Rywalami gdańszczan w grupie oprócz zespołu z Serbii są także włoski Modena Volley i słoweński ACH Volley Lublana (Słowenia). Planem minimum wicemistrzów Polski jest przeskoczenie w tabeli drużyn z Bałkanów. Pierwszy krok zrobili w sposób zdecydowany.

Siatkarze Lotosu Trefla górowali nad rywalami z Nowego Sadu od samego początku pod każdym względem.
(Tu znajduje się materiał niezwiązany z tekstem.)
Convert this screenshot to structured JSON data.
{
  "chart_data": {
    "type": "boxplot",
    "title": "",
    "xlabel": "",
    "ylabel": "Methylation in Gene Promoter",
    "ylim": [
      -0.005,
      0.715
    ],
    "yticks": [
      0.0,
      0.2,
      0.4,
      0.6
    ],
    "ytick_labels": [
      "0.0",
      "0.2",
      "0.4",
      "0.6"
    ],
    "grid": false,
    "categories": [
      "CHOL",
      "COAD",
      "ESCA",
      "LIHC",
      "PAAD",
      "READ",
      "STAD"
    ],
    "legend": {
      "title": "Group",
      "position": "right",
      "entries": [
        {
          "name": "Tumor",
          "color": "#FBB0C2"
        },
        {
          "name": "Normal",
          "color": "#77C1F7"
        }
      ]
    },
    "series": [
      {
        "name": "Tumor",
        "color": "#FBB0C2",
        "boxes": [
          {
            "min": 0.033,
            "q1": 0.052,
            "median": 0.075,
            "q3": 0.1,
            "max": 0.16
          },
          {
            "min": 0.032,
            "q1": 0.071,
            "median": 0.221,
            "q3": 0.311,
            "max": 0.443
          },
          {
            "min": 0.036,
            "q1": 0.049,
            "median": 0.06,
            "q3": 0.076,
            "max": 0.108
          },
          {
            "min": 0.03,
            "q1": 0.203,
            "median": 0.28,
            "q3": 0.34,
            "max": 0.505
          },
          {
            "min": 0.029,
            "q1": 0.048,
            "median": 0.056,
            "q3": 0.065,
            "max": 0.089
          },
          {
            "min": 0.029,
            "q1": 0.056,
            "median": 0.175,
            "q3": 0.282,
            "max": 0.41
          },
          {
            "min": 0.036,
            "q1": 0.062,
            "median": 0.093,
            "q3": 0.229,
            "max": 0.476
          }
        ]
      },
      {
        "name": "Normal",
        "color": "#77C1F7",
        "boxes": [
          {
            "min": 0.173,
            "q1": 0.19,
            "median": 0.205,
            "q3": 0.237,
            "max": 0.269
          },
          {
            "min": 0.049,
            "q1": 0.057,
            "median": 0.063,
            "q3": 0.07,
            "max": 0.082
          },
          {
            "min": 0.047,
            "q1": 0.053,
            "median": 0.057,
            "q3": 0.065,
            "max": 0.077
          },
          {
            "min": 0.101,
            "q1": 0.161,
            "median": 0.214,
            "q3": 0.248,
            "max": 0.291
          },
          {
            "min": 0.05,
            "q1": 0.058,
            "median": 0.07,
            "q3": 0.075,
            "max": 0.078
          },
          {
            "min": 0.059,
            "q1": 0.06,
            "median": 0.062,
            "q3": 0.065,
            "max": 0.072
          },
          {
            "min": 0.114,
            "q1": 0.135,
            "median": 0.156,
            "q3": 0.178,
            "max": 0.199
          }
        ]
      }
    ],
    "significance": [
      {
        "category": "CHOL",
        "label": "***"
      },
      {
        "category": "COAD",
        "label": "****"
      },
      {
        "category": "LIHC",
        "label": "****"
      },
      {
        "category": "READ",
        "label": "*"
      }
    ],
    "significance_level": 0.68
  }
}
Gospodarze pierwszy punkt stracili przy stanie 5:0 po własnym błędzie (Wojciech Grzyb zagrywał na aut), pierwszy punkt po skutecznej akcji gości stracili dopiero na 9:3.

Podopieczni trenera Andrei Anastasiego prowadzili już 24:15, ale nim pierwszego seta zakończył świetnie usposobiony Mateusz Mika, rywale zdobyli jeszcze trzy punkty. Mika był najlepszym zawodnikiem w całym spotkaniu, zdobył 18 punktów, w tym 3 po skutecznych blokach.
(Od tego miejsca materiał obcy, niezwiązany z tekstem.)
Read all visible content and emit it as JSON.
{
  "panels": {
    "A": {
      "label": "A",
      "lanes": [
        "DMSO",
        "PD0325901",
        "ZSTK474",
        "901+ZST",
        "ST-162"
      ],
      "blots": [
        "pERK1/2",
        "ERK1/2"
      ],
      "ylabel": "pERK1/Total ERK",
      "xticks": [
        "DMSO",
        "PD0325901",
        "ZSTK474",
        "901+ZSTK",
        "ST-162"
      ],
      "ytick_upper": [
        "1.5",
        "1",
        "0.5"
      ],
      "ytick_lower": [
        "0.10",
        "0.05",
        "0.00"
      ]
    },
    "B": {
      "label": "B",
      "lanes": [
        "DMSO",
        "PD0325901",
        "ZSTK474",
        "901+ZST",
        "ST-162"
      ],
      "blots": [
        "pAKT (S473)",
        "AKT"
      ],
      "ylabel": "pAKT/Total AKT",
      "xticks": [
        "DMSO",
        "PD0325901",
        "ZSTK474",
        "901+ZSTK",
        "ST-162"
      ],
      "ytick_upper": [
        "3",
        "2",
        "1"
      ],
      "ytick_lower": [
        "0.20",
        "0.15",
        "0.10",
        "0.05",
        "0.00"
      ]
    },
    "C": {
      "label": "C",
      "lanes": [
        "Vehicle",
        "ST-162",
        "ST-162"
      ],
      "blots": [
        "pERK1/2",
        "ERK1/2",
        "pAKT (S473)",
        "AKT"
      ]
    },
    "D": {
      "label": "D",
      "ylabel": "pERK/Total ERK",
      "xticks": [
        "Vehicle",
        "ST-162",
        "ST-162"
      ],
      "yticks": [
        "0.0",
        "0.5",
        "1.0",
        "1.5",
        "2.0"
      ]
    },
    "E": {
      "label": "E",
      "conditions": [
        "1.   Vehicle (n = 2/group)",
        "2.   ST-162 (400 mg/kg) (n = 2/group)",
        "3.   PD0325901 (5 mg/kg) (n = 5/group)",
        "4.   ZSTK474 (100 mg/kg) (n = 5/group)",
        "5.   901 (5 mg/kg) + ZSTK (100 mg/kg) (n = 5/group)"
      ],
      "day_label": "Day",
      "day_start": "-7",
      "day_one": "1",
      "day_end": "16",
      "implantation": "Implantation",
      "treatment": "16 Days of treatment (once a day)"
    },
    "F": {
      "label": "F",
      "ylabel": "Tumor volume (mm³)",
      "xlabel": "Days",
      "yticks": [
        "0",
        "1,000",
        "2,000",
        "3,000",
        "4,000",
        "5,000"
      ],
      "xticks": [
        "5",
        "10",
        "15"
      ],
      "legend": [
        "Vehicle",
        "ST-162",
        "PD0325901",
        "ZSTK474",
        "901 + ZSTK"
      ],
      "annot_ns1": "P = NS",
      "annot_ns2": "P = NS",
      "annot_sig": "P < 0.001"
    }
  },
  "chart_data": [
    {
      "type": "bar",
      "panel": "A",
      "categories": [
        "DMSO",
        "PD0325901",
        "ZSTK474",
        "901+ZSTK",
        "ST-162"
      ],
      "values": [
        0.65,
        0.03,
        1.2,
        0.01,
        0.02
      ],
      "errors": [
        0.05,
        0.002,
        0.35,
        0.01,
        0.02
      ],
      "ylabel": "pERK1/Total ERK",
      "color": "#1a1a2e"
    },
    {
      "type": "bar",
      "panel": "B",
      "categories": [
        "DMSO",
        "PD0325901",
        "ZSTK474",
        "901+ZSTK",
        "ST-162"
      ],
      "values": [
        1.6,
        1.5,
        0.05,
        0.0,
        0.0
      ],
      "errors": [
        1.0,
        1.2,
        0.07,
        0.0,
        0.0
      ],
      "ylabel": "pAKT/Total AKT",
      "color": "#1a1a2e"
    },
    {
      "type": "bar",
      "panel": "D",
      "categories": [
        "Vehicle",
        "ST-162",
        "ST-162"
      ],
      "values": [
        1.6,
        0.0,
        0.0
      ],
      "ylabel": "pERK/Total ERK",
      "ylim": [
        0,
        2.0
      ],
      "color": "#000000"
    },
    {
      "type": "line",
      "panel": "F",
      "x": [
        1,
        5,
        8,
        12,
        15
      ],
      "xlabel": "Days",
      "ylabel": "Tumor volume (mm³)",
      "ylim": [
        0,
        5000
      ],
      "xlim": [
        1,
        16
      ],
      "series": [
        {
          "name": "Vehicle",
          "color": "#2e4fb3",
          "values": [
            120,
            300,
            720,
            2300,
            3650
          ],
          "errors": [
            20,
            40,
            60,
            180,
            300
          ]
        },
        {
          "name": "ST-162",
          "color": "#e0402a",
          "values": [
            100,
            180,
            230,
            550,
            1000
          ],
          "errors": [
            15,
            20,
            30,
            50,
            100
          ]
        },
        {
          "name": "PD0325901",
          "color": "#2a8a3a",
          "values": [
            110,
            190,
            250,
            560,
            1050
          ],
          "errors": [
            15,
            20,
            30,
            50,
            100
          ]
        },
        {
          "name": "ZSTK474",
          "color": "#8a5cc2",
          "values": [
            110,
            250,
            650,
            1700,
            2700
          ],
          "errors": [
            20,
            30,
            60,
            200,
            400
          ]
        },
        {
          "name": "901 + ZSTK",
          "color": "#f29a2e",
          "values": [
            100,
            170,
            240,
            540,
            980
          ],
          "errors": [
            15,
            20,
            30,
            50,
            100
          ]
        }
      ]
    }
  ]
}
Młody zespół Vojvodiny postawił się na początku drugiej partii, ale do stanu 6:6, potem dzielili i rządzili już tylko gdańszczanie. Różnica klas była aż nadto widoczna. Momentami miało się wrażenie, że na parkiecie grają mistrzowie z uczniami. Set zakończył się pewnym 25:16 dla wicemistrzów Polski.

Krótkie, ale dobre zmiany dawali Przemysław Stępień, Damian Schulz, na parkiecie pojawił się też 18-letni Kamil Dębski, który kilka razy udanie zagrywał.
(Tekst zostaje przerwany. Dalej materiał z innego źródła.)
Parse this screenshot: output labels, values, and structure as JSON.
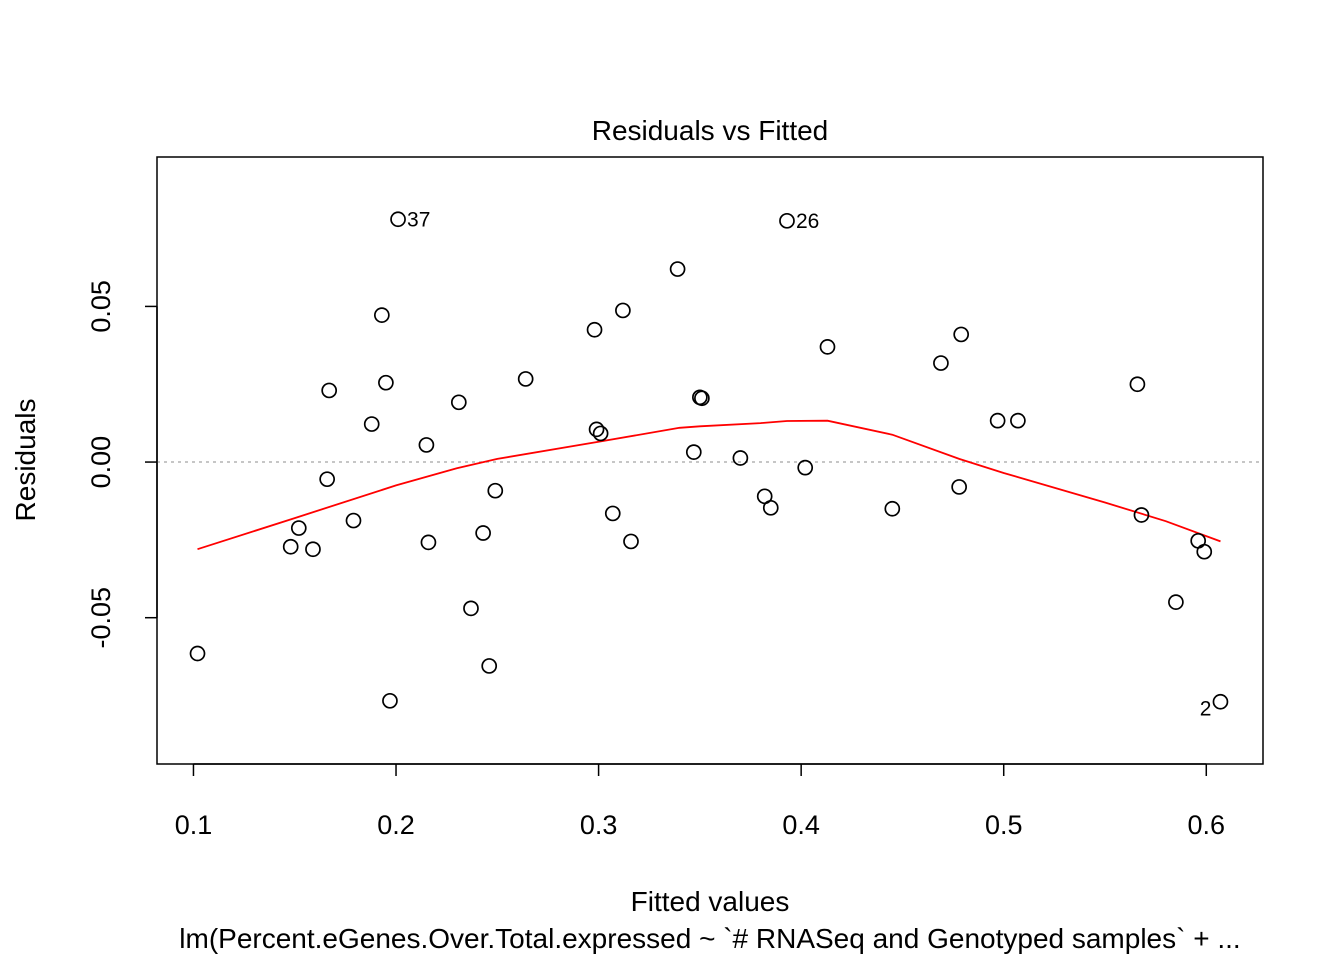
{
  "chart_data": {
    "type": "scatter",
    "title": "Residuals vs Fitted",
    "xlabel": "Fitted values",
    "ylabel": "Residuals",
    "subtitle": "lm(Percent.eGenes.Over.Total.expressed ~ `# RNASeq and Genotyped samples` + ...",
    "xlim": [
      0.082,
      0.628
    ],
    "ylim": [
      -0.097,
      0.098
    ],
    "x_ticks": [
      0.1,
      0.2,
      0.3,
      0.4,
      0.5,
      0.6
    ],
    "x_tick_labels": [
      "0.1",
      "0.2",
      "0.3",
      "0.4",
      "0.5",
      "0.6"
    ],
    "y_ticks": [
      -0.05,
      0.0,
      0.05
    ],
    "y_tick_labels": [
      "-0.05",
      "0.00",
      "0.05"
    ],
    "reference_line_y": 0.0,
    "grid": false,
    "colors": {
      "points": "#000000",
      "smooth": "#ff0000",
      "reference": "#b3b3b3"
    },
    "points": [
      {
        "x": 0.102,
        "y": -0.0615
      },
      {
        "x": 0.148,
        "y": -0.0272
      },
      {
        "x": 0.152,
        "y": -0.0212
      },
      {
        "x": 0.159,
        "y": -0.028
      },
      {
        "x": 0.166,
        "y": -0.0055
      },
      {
        "x": 0.167,
        "y": 0.023
      },
      {
        "x": 0.179,
        "y": -0.0188
      },
      {
        "x": 0.188,
        "y": 0.0122
      },
      {
        "x": 0.193,
        "y": 0.0472
      },
      {
        "x": 0.195,
        "y": 0.0255
      },
      {
        "x": 0.197,
        "y": -0.0767
      },
      {
        "x": 0.201,
        "y": 0.078,
        "label": "37"
      },
      {
        "x": 0.215,
        "y": 0.0055
      },
      {
        "x": 0.216,
        "y": -0.0258
      },
      {
        "x": 0.231,
        "y": 0.0192
      },
      {
        "x": 0.237,
        "y": -0.047
      },
      {
        "x": 0.243,
        "y": -0.0228
      },
      {
        "x": 0.246,
        "y": -0.0655
      },
      {
        "x": 0.249,
        "y": -0.0092
      },
      {
        "x": 0.264,
        "y": 0.0267
      },
      {
        "x": 0.298,
        "y": 0.0425
      },
      {
        "x": 0.299,
        "y": 0.0105
      },
      {
        "x": 0.301,
        "y": 0.0092
      },
      {
        "x": 0.307,
        "y": -0.0165
      },
      {
        "x": 0.312,
        "y": 0.0487
      },
      {
        "x": 0.316,
        "y": -0.0255
      },
      {
        "x": 0.339,
        "y": 0.062
      },
      {
        "x": 0.347,
        "y": 0.0032
      },
      {
        "x": 0.35,
        "y": 0.0208
      },
      {
        "x": 0.351,
        "y": 0.0205
      },
      {
        "x": 0.37,
        "y": 0.0013
      },
      {
        "x": 0.382,
        "y": -0.011
      },
      {
        "x": 0.385,
        "y": -0.0147
      },
      {
        "x": 0.393,
        "y": 0.0775,
        "label": "26"
      },
      {
        "x": 0.402,
        "y": -0.0018
      },
      {
        "x": 0.413,
        "y": 0.037
      },
      {
        "x": 0.445,
        "y": -0.015
      },
      {
        "x": 0.469,
        "y": 0.0318
      },
      {
        "x": 0.478,
        "y": -0.008
      },
      {
        "x": 0.479,
        "y": 0.041
      },
      {
        "x": 0.497,
        "y": 0.0133
      },
      {
        "x": 0.507,
        "y": 0.0133
      },
      {
        "x": 0.566,
        "y": 0.025
      },
      {
        "x": 0.568,
        "y": -0.017
      },
      {
        "x": 0.585,
        "y": -0.045
      },
      {
        "x": 0.596,
        "y": -0.0253
      },
      {
        "x": 0.599,
        "y": -0.0288
      },
      {
        "x": 0.607,
        "y": -0.077,
        "label": "2"
      }
    ],
    "smooth_line": [
      {
        "x": 0.102,
        "y": -0.028
      },
      {
        "x": 0.15,
        "y": -0.018
      },
      {
        "x": 0.2,
        "y": -0.0075
      },
      {
        "x": 0.23,
        "y": -0.002
      },
      {
        "x": 0.25,
        "y": 0.001
      },
      {
        "x": 0.3,
        "y": 0.0065
      },
      {
        "x": 0.34,
        "y": 0.011
      },
      {
        "x": 0.35,
        "y": 0.0115
      },
      {
        "x": 0.38,
        "y": 0.0125
      },
      {
        "x": 0.393,
        "y": 0.0132
      },
      {
        "x": 0.413,
        "y": 0.0133
      },
      {
        "x": 0.445,
        "y": 0.0088
      },
      {
        "x": 0.478,
        "y": 0.001
      },
      {
        "x": 0.5,
        "y": -0.0035
      },
      {
        "x": 0.55,
        "y": -0.013
      },
      {
        "x": 0.58,
        "y": -0.019
      },
      {
        "x": 0.607,
        "y": -0.0255
      }
    ]
  }
}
Najbardziej wyrównany był trzeci set. Lotos Trefl prowadził 11:7 oraz 19:15, w obu przypadkach rywale dochodzili na jeden punkt (11:10, 19:18). Wówczas świetnie zaatakował z prawego skrzydła Mika, za chwilę skutecznie blokowali Murphy Troy, który zdobył w meczu 12 punktów, oraz Krzysztof Ratajczyk. I jeszcze zaatakował Troy a piłka po bloku Serbów wyszła za boisko. 22:18.

Gościom do końca spotkania udało się wydrzeć tylko jeden punkt. Piłka meczowa należała do Sebastian Schwarza. Po niespełna 80 minutach pierwsze – bardzo pewne – zwycięstwo Lotosu Trefl w Lidze Mistrzów stało się faktem.

- Zagraliśmy dobrze w defensywie, byliśmy bardzo skoncentrowani, walczyliśmy o każdą piłkę – mówił po meczu trener Anastasi. - Pokazaliśmy się z dobrej strony, ale kolejne mecze będą na pewno trudniejsze.

Lotos Trefl Gdańsk – Vojvodina NS Seme Nowy Sad 3:0 (25:18, 25:16, 25:19)

Lotos Trefl: Falaschi (1 punkt), Schwarz (9), Grzyb (4), Troy (12), Mika (18), Gawryszewski (5), Gacek (libero) oraz Stępień, Dębski, Ratajczak, Schulz (3)
Vojvodina: Jovanović, Vemić (8), Stanković (1), Nikolić (7), Minić (9), Petrović (8), Peković (libero) oraz Simić (4), Premović (2), Mehić, Radović

 

Następne spotkanie w Lidze Mistrzów gdańszczanie rozegrają dopiero 19 listopada (czwartek) na wyjeździe z Modena Volley.

- Włoski zespół pełen jest graczy prezentujących bardzo wysoki poziom, w mojej opinii jest jednym z głównych faworytów do zwycięstwa w całych rozgrywkach – komplementuje następnego rywala trener Anastasi.

Zanim dojdzie do tego meczu, żółto-czarnych czekają potyczki w PlusLidze. Najbliższe już w sobotę, 7 listopada, o godz. 17 w Kielcach z miejscowym Effectorem, który w pierwszej kolejce przegrał u siebie ze Skrą Bełchatów 1:3.